Since Derek Humphry’s best-selling book in 1991, Final Exit: The Practicalities of Self-Deliverance and Assisted Suicide, public opinion on terminally ill patients seeking a hastened death has moved from wildly controversial to enormous public support, including now the majority of physicians (Humphry, 1991; Kane, 2020). After initial concerns about potential harmful consequences for vulnerable populations proved unfounded (Lindsay, 2009; Albaladejo, 2019), more and more countries and states are passing legislation to support the public’s interest in being able to have control over the manner and timing of their own death when faced with irremediable health conditions. Final Exit Network (FEN) is one of the organizations in the United States, alongside ten (and growing) state approved medical-aid-in-dying options, and other domestic and international groups and countries, that support end of life options. Examples of these organizations include Compassion and Choices, Death with Dignity, Dignitas, Exit International, and the World Federation of Right to Die Societies. These programs continue to grow in number and provide resources for those seeking information about how to achieve a peaceful death rather than a drawn-out process of increasing frailty, violent gun options, or loss of quality of life and autonomy due to health conditions over which they otherwise have little or no control (Bellamy, 2017). Seniors ages 85 and older had the second-highest suicide rate in the United States in 2018, and firearms were used in 70.0% of them among seniors aged 65 and older (America’sHealthRankings, 2021; Mertens & Sorenson, 2012). State-sponsored physician-aid-in-dying programs and informational organizations like the ones we have mentioned above aim to offer elders and others with intractable health conditions peaceful options when it comes to controlling their deaths.

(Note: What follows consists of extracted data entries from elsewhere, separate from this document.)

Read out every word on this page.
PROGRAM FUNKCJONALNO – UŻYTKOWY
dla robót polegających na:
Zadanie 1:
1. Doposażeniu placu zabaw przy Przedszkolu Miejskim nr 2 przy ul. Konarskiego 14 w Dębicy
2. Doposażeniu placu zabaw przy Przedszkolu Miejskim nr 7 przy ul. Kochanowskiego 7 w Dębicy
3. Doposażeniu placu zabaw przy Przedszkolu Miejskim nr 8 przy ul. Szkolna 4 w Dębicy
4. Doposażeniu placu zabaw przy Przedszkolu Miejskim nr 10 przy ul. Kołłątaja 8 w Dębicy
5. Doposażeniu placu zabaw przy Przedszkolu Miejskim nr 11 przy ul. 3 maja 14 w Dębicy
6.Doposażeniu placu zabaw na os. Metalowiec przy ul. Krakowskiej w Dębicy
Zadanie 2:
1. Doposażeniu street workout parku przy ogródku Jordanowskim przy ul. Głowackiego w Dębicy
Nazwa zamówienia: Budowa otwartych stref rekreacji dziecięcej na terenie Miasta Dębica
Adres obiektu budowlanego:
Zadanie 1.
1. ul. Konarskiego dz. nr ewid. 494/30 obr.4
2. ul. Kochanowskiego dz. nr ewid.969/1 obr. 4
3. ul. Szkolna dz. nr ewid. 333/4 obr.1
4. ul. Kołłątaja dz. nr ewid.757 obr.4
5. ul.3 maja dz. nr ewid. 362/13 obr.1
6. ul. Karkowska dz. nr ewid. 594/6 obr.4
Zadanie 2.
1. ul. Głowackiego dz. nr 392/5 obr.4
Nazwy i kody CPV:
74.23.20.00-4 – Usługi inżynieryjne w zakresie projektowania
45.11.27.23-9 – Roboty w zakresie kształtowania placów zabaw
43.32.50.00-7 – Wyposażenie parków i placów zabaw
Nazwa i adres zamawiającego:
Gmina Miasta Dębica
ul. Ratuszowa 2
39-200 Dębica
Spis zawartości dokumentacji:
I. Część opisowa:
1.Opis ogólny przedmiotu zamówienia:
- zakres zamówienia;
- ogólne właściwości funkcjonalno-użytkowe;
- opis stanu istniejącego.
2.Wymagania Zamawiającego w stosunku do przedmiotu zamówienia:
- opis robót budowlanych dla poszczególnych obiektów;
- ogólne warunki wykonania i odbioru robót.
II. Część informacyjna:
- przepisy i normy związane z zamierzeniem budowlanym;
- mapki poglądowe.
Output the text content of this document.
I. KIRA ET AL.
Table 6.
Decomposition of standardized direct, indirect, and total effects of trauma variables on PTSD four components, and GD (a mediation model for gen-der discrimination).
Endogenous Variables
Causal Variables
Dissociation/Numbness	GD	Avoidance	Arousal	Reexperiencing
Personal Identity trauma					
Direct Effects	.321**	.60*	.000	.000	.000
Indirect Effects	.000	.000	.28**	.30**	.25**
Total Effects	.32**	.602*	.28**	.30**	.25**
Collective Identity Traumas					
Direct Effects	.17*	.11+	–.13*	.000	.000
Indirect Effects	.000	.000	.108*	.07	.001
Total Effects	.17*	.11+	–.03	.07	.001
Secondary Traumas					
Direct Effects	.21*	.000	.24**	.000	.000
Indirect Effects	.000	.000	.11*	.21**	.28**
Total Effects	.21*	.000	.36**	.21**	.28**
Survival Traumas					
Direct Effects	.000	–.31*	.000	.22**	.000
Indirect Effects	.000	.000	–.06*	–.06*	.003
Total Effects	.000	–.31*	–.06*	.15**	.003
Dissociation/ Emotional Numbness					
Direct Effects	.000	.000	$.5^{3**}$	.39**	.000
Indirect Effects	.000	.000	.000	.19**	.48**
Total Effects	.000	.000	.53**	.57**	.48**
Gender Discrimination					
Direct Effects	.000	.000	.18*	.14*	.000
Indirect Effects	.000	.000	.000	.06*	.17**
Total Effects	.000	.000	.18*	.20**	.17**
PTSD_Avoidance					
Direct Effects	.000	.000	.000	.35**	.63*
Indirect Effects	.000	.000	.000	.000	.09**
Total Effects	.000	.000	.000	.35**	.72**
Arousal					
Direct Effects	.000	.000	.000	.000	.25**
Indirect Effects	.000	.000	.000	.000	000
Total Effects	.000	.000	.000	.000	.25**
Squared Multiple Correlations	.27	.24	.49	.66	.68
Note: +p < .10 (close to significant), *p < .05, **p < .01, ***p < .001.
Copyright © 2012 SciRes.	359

There have been multiple studies seeking information from doctors, families, and patients assessing why people who use state sanctioned physician-aid-in-dying programs have chosen to hasten their deaths as well as studies of people’s emotions who are dying of terminal illnesses without such choices (Ganzini et al., 2008b; Hendry et al., 2013; Hudson et al., 2006; Singer et al., 1999). Central to these investigations has been the value of a person’s autonomy over both their life and death decisions, complicated sometimes by mismatches between provider and patient knowledge, lack of effective communication, familial, financial, demographic and social factors, or outside constraints on patients’ real options (Meier & Morrison, 2002; Winzelberg et al., 2005). There have been efforts to identify cognitive, emotional, relational, and values-based needs that go into autonomous decision making at the end of life, and our current study further adds to that identification process (Callahan, 2002). Our current study further delineates the factors that go into what previous studies have generally concluded are the main reasons people wish they could hasten their deaths in the face of progressive illness or frailty. These factors included not only the sense of loss of self and dignity associated with autonomy, but also an inability to participate in activities that make life enjoyable and a generalized global feeling of intolerable or unbearable suffering (Chochinov et al., 2005; Dees et al., 2011; Ganzini et al., 2009; Rodríguez-Prat et al., 2017).

Our current study compares the view of relatively healthy people who are professed supporters of end-of-life options with irremediably ill people who have already decided to hasten their deaths. We wanted to know whether those who are actually suffering from intractable health conditions and faced with end-of-life decision making may differ in their views from relatively healthy people who are thinking about the questions hypothetically. We sought to understand what factors were most important to each of these groups by asking each group to rate the importance of several physical, cognitive, social, and emotional factors in influencing their current thoughts on why they would hasten their deaths.